Three Roman fortified camps have been identified in southern Jordan through satellite imagery surveying, with research suggesting that they represent evidence of an undocumented military campaign linked to the Roman annexation of the Nabataean kingdom at the beginning of the 2nd century AD.
Dr Michael Fradley, Postdoctoral Researcher at the University of Oxford, first identified the camps using Google Earth as part of the Endangered Archaeology in the Middle East and North Africa (EAMENA) project. They were then photographed by the Aerial Archaeology in Jordan (APAAME) project.
While surveying the Jordan-Saudi Arabia border region, Dr Fradley noticed the faint trace of a rectangular enclosure, and a further two enclosures to the west.
‘We are almost certain they were built by the Roman army, given the typical playing-card shape of the enclosures with opposing entrances along each side,’ said Dr Fradley. ‘The only notable difference between them is that the westernmost camp is significantly larger than the two camps to the east.’
The western camp measures approximately 125x105m, while the central and eastern camps measure around 95x65m.
Running in a straight line along the western side of Wadi Sirhan, the camps would have been built by the army as temporary stations when they were marching on campaign.
Their trajectory indicates that the expedition headed toward Dûmat al-Jandal in the Jawf region of what is now Saudi Arabia. It was once a settlement in the east of the Nabataean kingdom, a civilisation centred on the city of Petra in Jordan.
According to Roman writings, the transfer of power at the end of the reign of the last Nabataean king was a peaceful event.
However, as Professor Andrew Wilson from the University of Oxford, and co-author of the study, explains: ‘These marching camps – if we are correct in dating them to the early 2nd century – suggest the Roman annexation of the Nabataean Kingdom following the death of the last king, Rabbel II Soter in AD 106, was not an entirely straightforward affair, and that Rome moved quickly to secure the kingdom.’

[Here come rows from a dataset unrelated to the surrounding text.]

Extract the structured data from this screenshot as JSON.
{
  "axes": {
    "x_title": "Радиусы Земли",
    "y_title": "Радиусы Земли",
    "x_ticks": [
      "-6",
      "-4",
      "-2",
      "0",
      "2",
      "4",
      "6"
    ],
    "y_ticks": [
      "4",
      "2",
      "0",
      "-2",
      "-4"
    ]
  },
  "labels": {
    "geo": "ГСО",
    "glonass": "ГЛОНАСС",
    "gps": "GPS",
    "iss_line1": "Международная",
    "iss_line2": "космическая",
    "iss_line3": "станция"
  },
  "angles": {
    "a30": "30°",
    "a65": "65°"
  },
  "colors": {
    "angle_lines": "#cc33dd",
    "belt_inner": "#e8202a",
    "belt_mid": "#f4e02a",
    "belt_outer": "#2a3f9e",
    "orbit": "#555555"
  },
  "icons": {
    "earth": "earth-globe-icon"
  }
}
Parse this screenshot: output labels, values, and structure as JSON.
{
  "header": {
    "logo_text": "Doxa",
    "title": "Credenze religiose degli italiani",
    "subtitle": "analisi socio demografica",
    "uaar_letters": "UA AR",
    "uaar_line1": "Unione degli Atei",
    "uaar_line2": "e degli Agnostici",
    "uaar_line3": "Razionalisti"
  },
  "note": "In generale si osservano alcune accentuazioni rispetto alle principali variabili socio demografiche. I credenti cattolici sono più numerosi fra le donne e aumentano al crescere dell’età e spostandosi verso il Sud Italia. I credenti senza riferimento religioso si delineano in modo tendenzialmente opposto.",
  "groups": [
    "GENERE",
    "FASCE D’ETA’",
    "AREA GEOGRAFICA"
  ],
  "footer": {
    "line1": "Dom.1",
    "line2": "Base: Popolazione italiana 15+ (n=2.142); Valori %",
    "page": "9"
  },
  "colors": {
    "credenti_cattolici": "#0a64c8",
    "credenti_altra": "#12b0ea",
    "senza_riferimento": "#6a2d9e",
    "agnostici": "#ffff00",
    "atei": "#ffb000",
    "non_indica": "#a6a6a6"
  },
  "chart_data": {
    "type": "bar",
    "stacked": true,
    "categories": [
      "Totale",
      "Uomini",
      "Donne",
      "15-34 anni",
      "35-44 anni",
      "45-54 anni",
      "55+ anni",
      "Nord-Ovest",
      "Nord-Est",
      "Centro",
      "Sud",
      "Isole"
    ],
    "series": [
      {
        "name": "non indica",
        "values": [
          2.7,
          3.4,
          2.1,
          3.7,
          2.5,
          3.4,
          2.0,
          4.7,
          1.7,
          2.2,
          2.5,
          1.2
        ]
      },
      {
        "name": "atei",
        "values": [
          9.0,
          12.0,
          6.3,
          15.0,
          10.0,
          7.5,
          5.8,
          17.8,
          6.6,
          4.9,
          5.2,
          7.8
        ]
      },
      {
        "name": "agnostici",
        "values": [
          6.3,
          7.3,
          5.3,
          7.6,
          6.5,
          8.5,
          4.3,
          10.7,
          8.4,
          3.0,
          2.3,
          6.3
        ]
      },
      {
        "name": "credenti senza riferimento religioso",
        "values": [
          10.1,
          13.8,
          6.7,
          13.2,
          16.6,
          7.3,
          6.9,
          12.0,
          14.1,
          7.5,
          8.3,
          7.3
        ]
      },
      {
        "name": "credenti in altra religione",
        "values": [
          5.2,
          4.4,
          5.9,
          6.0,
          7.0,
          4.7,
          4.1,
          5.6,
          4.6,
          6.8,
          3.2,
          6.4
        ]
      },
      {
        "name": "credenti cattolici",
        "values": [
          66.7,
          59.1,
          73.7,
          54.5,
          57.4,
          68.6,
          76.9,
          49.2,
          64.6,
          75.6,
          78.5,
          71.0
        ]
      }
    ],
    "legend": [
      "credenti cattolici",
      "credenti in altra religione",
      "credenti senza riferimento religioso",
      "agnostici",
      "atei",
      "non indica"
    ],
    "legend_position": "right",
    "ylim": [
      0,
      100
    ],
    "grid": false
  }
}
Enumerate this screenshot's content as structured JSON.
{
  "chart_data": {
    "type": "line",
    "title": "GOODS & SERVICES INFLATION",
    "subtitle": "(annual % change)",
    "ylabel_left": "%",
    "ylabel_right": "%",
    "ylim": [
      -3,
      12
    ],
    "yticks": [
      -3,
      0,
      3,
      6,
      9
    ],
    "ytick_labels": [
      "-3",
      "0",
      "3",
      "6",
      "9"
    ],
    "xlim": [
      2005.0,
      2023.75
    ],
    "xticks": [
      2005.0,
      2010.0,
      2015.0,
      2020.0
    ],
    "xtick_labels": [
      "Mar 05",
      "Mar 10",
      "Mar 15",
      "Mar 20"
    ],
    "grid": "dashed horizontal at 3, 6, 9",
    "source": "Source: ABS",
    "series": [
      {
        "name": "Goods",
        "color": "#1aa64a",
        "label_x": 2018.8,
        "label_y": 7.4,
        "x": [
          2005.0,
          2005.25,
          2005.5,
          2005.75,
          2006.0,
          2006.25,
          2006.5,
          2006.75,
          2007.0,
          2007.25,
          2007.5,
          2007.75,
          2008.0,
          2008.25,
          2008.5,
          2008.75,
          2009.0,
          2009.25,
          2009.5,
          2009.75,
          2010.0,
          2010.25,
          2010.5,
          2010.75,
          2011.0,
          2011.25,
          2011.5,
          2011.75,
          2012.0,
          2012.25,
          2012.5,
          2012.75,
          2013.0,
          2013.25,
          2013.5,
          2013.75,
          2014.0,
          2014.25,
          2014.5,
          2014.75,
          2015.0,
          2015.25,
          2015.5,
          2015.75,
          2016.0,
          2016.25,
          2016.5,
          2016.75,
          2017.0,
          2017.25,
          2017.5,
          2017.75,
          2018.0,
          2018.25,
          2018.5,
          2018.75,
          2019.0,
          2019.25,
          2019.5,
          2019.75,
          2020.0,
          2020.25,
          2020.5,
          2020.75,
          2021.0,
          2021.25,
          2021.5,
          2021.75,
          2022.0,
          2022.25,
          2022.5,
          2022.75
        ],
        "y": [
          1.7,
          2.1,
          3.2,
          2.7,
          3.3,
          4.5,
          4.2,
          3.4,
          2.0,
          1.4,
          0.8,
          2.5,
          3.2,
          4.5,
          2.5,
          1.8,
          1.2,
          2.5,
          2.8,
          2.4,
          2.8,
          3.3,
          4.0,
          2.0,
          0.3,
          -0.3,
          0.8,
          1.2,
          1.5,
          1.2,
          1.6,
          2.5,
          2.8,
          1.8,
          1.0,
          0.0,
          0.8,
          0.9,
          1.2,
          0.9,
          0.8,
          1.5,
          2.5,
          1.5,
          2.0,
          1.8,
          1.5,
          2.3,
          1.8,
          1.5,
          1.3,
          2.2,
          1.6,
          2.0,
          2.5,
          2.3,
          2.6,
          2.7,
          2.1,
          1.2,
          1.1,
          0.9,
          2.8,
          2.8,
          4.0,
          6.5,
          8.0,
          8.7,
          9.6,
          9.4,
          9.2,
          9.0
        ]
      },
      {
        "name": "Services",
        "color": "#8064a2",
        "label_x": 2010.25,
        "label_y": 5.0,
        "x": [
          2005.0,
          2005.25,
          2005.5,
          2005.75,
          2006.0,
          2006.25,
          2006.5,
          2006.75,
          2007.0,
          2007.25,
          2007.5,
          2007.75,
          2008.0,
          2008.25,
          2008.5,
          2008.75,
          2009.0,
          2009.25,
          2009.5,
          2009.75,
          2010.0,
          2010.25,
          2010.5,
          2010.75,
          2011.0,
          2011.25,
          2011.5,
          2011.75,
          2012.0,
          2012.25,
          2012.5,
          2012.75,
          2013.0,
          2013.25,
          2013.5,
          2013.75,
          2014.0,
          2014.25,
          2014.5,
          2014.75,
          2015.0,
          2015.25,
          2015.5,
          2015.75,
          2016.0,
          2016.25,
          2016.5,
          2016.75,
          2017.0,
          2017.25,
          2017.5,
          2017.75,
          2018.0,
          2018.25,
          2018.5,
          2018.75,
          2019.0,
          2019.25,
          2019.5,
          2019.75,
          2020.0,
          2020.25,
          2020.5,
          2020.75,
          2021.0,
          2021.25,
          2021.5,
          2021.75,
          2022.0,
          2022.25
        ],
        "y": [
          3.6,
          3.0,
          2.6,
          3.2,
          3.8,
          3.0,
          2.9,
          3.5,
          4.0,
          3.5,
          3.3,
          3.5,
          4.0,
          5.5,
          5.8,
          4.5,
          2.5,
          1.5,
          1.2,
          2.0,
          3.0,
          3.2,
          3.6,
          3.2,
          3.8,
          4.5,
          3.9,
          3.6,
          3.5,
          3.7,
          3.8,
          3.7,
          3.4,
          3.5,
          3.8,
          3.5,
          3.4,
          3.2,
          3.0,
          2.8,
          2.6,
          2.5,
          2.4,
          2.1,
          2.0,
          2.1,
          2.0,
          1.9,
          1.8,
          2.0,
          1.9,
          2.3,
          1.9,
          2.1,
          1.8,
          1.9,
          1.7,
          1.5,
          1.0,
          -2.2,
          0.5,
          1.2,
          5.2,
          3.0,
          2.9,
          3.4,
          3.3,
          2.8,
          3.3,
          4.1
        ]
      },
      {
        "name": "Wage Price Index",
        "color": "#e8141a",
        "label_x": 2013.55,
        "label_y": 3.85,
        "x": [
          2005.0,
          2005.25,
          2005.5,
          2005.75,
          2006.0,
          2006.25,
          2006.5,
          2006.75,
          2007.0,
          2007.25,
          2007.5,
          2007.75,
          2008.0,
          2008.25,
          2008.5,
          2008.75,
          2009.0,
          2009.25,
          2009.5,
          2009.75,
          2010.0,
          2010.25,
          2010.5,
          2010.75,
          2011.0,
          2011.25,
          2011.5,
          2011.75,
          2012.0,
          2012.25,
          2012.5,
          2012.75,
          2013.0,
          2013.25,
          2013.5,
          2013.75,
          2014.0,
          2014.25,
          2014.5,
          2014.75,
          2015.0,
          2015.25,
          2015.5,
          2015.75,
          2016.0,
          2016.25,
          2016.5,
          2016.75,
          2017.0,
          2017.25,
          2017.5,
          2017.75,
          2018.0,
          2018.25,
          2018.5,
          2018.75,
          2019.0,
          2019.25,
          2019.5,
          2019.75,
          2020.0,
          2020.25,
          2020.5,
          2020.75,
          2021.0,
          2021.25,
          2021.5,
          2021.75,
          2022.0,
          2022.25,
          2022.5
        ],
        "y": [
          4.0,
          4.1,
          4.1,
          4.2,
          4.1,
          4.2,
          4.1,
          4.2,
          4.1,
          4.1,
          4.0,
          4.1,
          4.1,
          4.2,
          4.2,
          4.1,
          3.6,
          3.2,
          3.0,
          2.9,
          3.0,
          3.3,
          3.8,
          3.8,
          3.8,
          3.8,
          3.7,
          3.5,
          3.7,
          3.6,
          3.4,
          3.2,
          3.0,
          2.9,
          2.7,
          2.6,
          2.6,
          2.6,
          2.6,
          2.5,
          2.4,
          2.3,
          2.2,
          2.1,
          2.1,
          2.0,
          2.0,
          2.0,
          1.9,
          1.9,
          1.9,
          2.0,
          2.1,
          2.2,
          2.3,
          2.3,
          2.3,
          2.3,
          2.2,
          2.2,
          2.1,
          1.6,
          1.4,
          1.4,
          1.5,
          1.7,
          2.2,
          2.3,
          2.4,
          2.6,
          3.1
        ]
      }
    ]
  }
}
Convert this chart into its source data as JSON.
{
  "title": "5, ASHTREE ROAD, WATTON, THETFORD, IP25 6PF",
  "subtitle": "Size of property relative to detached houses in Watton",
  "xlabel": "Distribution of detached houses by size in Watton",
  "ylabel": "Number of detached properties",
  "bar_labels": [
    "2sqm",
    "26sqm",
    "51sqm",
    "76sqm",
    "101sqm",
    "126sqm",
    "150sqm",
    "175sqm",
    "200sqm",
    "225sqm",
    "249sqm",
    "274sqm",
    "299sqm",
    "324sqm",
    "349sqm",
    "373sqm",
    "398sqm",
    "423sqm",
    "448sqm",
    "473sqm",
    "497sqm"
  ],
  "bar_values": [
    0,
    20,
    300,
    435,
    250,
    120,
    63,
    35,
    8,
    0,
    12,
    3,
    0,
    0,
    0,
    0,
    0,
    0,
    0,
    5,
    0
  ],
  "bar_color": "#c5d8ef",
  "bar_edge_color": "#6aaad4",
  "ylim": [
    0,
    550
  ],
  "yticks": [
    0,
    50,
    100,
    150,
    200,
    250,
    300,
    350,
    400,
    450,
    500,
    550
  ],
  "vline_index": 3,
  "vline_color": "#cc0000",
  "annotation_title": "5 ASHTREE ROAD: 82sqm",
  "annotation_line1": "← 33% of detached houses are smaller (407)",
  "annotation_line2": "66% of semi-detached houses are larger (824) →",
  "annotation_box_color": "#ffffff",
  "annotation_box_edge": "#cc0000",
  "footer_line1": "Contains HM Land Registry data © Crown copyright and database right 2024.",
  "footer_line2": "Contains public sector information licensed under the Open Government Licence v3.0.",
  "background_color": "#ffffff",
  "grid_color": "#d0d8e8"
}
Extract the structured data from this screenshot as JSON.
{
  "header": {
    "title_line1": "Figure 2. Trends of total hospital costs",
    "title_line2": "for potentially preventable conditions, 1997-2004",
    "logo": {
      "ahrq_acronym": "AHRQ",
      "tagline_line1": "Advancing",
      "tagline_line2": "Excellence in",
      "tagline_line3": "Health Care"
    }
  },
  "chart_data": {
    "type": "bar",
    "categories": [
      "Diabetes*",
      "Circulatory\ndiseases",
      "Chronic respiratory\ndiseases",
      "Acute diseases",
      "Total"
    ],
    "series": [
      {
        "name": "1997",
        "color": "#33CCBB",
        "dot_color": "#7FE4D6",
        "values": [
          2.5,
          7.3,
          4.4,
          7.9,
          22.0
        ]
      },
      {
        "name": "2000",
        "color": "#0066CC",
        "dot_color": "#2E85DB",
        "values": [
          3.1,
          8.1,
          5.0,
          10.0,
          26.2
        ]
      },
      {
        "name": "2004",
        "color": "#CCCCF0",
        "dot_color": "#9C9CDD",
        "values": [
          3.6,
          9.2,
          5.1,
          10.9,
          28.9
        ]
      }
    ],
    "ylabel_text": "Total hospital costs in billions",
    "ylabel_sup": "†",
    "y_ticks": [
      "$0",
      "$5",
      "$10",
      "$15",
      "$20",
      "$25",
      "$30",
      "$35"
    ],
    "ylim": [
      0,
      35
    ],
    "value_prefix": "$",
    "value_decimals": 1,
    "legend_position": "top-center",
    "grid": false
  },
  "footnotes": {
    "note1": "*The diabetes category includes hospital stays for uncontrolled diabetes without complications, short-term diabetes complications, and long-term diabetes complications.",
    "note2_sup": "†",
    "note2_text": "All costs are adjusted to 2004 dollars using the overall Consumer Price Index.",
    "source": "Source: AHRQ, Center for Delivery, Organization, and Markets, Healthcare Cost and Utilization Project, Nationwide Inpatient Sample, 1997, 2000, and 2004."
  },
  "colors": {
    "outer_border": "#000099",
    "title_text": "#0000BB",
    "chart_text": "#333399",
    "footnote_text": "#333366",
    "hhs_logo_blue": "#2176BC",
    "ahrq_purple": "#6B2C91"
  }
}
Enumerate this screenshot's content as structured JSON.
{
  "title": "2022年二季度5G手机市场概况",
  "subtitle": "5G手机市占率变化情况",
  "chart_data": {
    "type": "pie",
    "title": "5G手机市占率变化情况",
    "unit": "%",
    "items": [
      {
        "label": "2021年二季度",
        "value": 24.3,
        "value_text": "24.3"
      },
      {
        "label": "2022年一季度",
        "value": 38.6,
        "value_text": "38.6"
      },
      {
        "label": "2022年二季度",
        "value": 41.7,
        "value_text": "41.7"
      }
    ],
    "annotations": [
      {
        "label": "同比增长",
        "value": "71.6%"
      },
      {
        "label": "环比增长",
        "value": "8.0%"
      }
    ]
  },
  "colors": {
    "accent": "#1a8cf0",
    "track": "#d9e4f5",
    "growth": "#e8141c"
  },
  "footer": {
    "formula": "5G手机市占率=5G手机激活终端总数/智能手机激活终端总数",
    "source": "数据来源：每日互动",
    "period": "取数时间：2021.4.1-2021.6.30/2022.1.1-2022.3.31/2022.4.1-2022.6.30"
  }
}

‘The level of preservation of the camps is really remarkable, particularly as they may have only been used for a matter of days or weeks,’ Dr Fradley adds.
‘They went along a peripheral caravan route linking Bayir and Dûmat al-Jandal. This suggests a strategy to bypass the more used route down the Wadi Sirhan, adding an element of surprise to the attack.’
The team suggest that the camps were built by mounted troops possibly travelling on camels, as the distance between them is too far to be crossed in a day.
As for why the western camp had twice the capacity as the other two, they theorise that the force may have split, and taken different routes; that half of it was lost before reaching the central station; or that some remained in the western camp to resupply the others with water from the wells at Bayir.
Future fieldwork at the sites could confirm when the camps were built and occupied, and add to our understanding of Roman campaigning in Arabia.
The full findings have been published in the journal Antiquity.